When the woman came up with a new rifle, his mind didn't register it. He was still thinking. Pontificating even. All the histories and lifetimes he had lived, would still live. None of them knew. None of them understood. They fought for any number of reasons, the stupidest of them being either power, or immortality. Well, he had both of those things. The power came and went. It was a novelty. The immortality however, was a curse. The constant pain, the lonelyness. The jaded cynicism. The fatalistic inability to care, or worry. And the fighting. The constant, brutal, unrelenting violence. His was a world of brutality and hate. And in it, he who wore the iron crown was doomed to suffer worst of all.
His body moved in it's own. Even crippled and broken, the instinct to survive, to damage, to cause pain to the enemy were so embeded in his essence that he had no choice. He was certain that even if his brain died, what synapses his body had left would be attacks. He shoved himself back, sliding on the dirt and grass as she fired. The big antimatter rounds blew craters and scattered turf in bursts. He felt the sting as one landed close, nearly taking his hand off. Just the force from the shot alone broke two fingers. He slid over the edge of a rise and fell into a depression. The landing was heavy and unpleasant. He coughed, blood staining his teeth. He hung his head, sweat dripping off his face and hair, bloody drool dangling from his mouth and nose.

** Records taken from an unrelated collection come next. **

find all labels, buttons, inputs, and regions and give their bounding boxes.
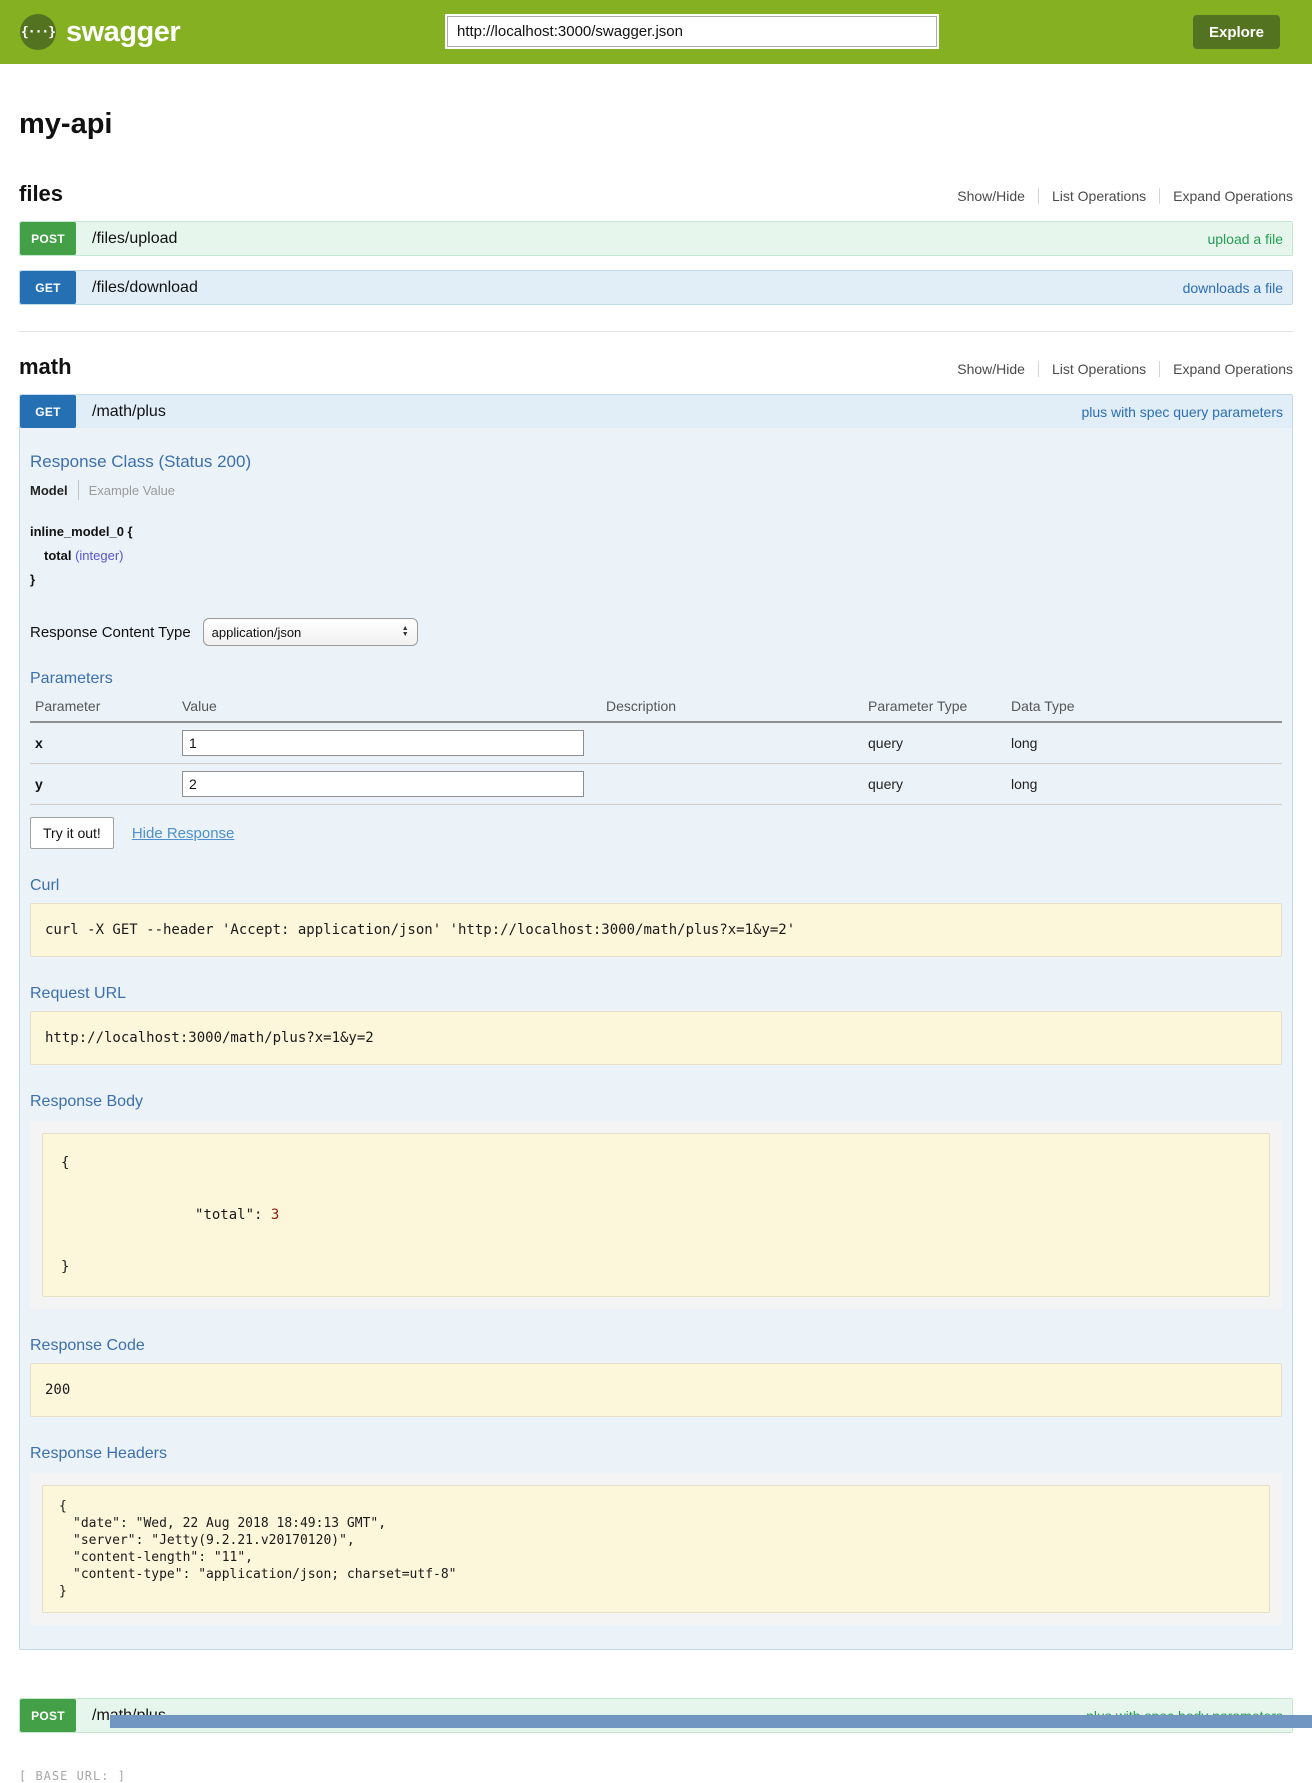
operation-post-files-upload: POST /files/upload upload a file bbox=[19, 221, 1293, 256]
list-operations-link[interactable]: List Operations bbox=[1037, 361, 1159, 377]
operation-header[interactable]: GET /files/download downloads a file bbox=[20, 271, 1292, 304]
section-files: files Show/Hide List Operations Expand O… bbox=[19, 181, 1293, 305]
http-method-badge: GET bbox=[20, 395, 76, 428]
headers-close-brace: } bbox=[59, 1584, 67, 1599]
parameter-description bbox=[601, 763, 863, 805]
brand-name: swagger bbox=[66, 15, 181, 48]
operation-path-link[interactable]: /math/plus bbox=[92, 402, 166, 420]
curl-heading: Curl bbox=[30, 877, 60, 894]
model-property-type: (integer) bbox=[75, 548, 124, 563]
section-divider bbox=[19, 331, 1293, 332]
response-headers-heading: Response Headers bbox=[30, 1445, 167, 1462]
col-header-parameter: Parameter bbox=[30, 694, 177, 723]
operation-get-math-plus: GET /math/plus plus with spec query para… bbox=[19, 394, 1293, 1650]
swagger-logo-icon: {···} bbox=[20, 14, 56, 50]
model-close-brace: } bbox=[30, 572, 36, 587]
http-method-badge: POST bbox=[20, 222, 76, 255]
response-content-type-label: Response Content Type bbox=[30, 623, 191, 641]
header-content-length: "content-length": "11", bbox=[73, 1550, 254, 1565]
response-body-heading: Response Body bbox=[30, 1093, 143, 1110]
response-body-code: { "total": 3 } bbox=[42, 1133, 1270, 1297]
operation-path-link[interactable]: /files/upload bbox=[92, 229, 178, 247]
parameter-x-input[interactable] bbox=[182, 730, 584, 756]
operation-summary-link[interactable]: plus with spec query parameters bbox=[1081, 403, 1283, 420]
parameter-description bbox=[601, 722, 863, 764]
headers-open-brace: { bbox=[59, 1499, 67, 1514]
json-close-brace: } bbox=[61, 1259, 70, 1275]
tab-separator bbox=[77, 480, 79, 500]
parameter-type: query bbox=[863, 722, 1006, 764]
operation-get-files-download: GET /files/download downloads a file bbox=[19, 270, 1293, 305]
request-url-heading: Request URL bbox=[30, 985, 127, 1002]
parameter-row-y: y query long bbox=[30, 763, 1282, 805]
swagger-brand-link[interactable]: {···} swagger bbox=[20, 14, 181, 50]
expand-operations-link[interactable]: Expand Operations bbox=[1159, 361, 1293, 377]
base-url-footer: [ BASE URL: ] bbox=[19, 1769, 126, 1783]
model-signature: inline_model_0 { total (integer) } bbox=[30, 520, 1282, 592]
select-arrows-icon: ▲ ▼ bbox=[401, 625, 409, 638]
section-title-math: math bbox=[19, 354, 72, 379]
show-hide-link[interactable]: Show/Hide bbox=[957, 361, 1025, 377]
parameter-type: query bbox=[863, 763, 1006, 805]
http-method-badge: GET bbox=[20, 271, 76, 304]
operation-summary-link[interactable]: upload a file bbox=[1207, 230, 1283, 247]
response-code-heading: Response Code bbox=[30, 1337, 145, 1354]
explore-button[interactable]: Explore bbox=[1192, 15, 1280, 49]
tab-model[interactable]: Model bbox=[30, 482, 68, 498]
parameters-table: Parameter Value Description Parameter Ty… bbox=[30, 694, 1282, 805]
section-title-files: files bbox=[19, 181, 64, 206]
model-tabs: Model Example Value bbox=[30, 480, 1282, 500]
operation-header[interactable]: POST /files/upload upload a file bbox=[20, 222, 1292, 255]
col-header-value: Value bbox=[177, 694, 601, 723]
try-it-out-button[interactable]: Try it out! bbox=[30, 817, 114, 849]
model-name: inline_model_0 { bbox=[30, 524, 133, 539]
header-content-type: "content-type": "application/json; chars… bbox=[73, 1567, 457, 1582]
http-method-badge: POST bbox=[20, 1699, 76, 1732]
expand-operations-link[interactable]: Expand Operations bbox=[1159, 188, 1293, 204]
content-wrap: my-api files Show/Hide List Operations E… bbox=[19, 108, 1293, 1783]
curl-command-block: curl -X GET --header 'Accept: applicatio… bbox=[30, 903, 1282, 957]
response-headers-code: { "date": "Wed, 22 Aug 2018 18:49:13 GMT… bbox=[42, 1485, 1270, 1613]
parameter-name: x bbox=[30, 722, 177, 764]
json-open-brace: { bbox=[61, 1155, 70, 1171]
parameter-name: y bbox=[30, 763, 177, 805]
parameter-y-input[interactable] bbox=[182, 771, 584, 797]
response-class-heading: Response Class (Status 200) bbox=[30, 452, 252, 471]
page-title: my-api bbox=[19, 108, 113, 140]
hide-response-link[interactable]: Hide Response bbox=[131, 824, 235, 842]
response-headers-container: { "date": "Wed, 22 Aug 2018 18:49:13 GMT… bbox=[30, 1473, 1282, 1625]
response-code-block: 200 bbox=[30, 1363, 1282, 1417]
parameter-row-x: x query long bbox=[30, 722, 1282, 764]
list-operations-link[interactable]: List Operations bbox=[1037, 188, 1159, 204]
header-date: "date": "Wed, 22 Aug 2018 18:49:13 GMT", bbox=[73, 1516, 387, 1531]
operation-summary-link[interactable]: downloads a file bbox=[1182, 279, 1283, 296]
selected-content-type: application/json bbox=[211, 624, 302, 640]
response-body-container: { "total": 3 } bbox=[30, 1121, 1282, 1309]
json-value: 3 bbox=[270, 1207, 280, 1223]
response-content-type-select[interactable]: application/json ▲ ▼ bbox=[202, 618, 418, 646]
parameter-data-type: long bbox=[1006, 763, 1282, 805]
col-header-data-type: Data Type bbox=[1006, 694, 1282, 723]
operation-path-link[interactable]: /files/download bbox=[92, 278, 198, 296]
json-key: "total": bbox=[195, 1207, 271, 1223]
operation-header[interactable]: GET /math/plus plus with spec query para… bbox=[20, 395, 1292, 428]
header-server: "server": "Jetty(9.2.21.v20170120)", bbox=[73, 1533, 355, 1548]
model-property-name: total bbox=[44, 548, 72, 563]
request-url-value: http://localhost:3000/math/plus?x=1&y=2 bbox=[45, 1030, 374, 1046]
spec-url-input[interactable] bbox=[447, 16, 937, 47]
request-url-block: http://localhost:3000/math/plus?x=1&y=2 bbox=[30, 1011, 1282, 1065]
tab-example-value[interactable]: Example Value bbox=[88, 482, 176, 498]
parameters-heading: Parameters bbox=[30, 670, 113, 687]
curl-command: curl -X GET --header 'Accept: applicatio… bbox=[45, 922, 796, 938]
parameter-data-type: long bbox=[1006, 722, 1282, 764]
section-math: math Show/Hide List Operations Expand Op… bbox=[19, 354, 1293, 1733]
response-code-value: 200 bbox=[45, 1382, 71, 1398]
operation-expanded-content: Response Class (Status 200) Model Exampl… bbox=[20, 428, 1292, 1649]
show-hide-link[interactable]: Show/Hide bbox=[957, 188, 1025, 204]
top-header: {···} swagger Explore bbox=[0, 0, 1312, 64]
bottom-bar bbox=[110, 1715, 1312, 1728]
col-header-parameter-type: Parameter Type bbox=[863, 694, 1006, 723]
col-header-description: Description bbox=[601, 694, 863, 723]
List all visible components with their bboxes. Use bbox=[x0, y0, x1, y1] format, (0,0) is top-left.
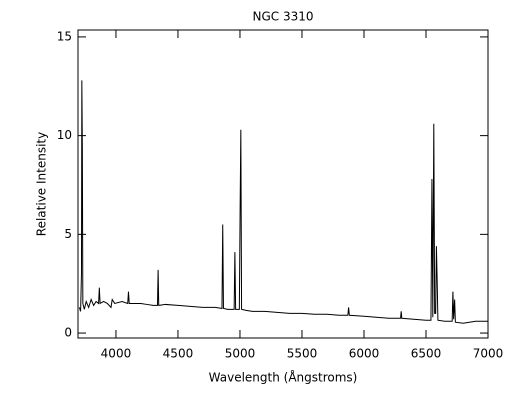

What had he told the last one?
"If someone is trying to kill you, make it such a horrific ordeal that even after you breath your last, the memory will haunt their dreams the rest of their days."
Pretty words. Tought talk from a bitter, angry old man. But true to himself. If he was going to die, or be beaten, then it made sense to make it as hard as possible to do so.
When he rose, balacing on his severed knee, his eyes had changed. They were no longer icey blue. They were now as grey and cold as tempered steel.
His expression was blank, lifeless, and devoid of any humanity. He fired the round he had reloaded after falling from the edge, aiming for her position. Once they were fired, he scrambled back up the rise, using his arms and intact leg to frog leap across the distance, heading for the treeline.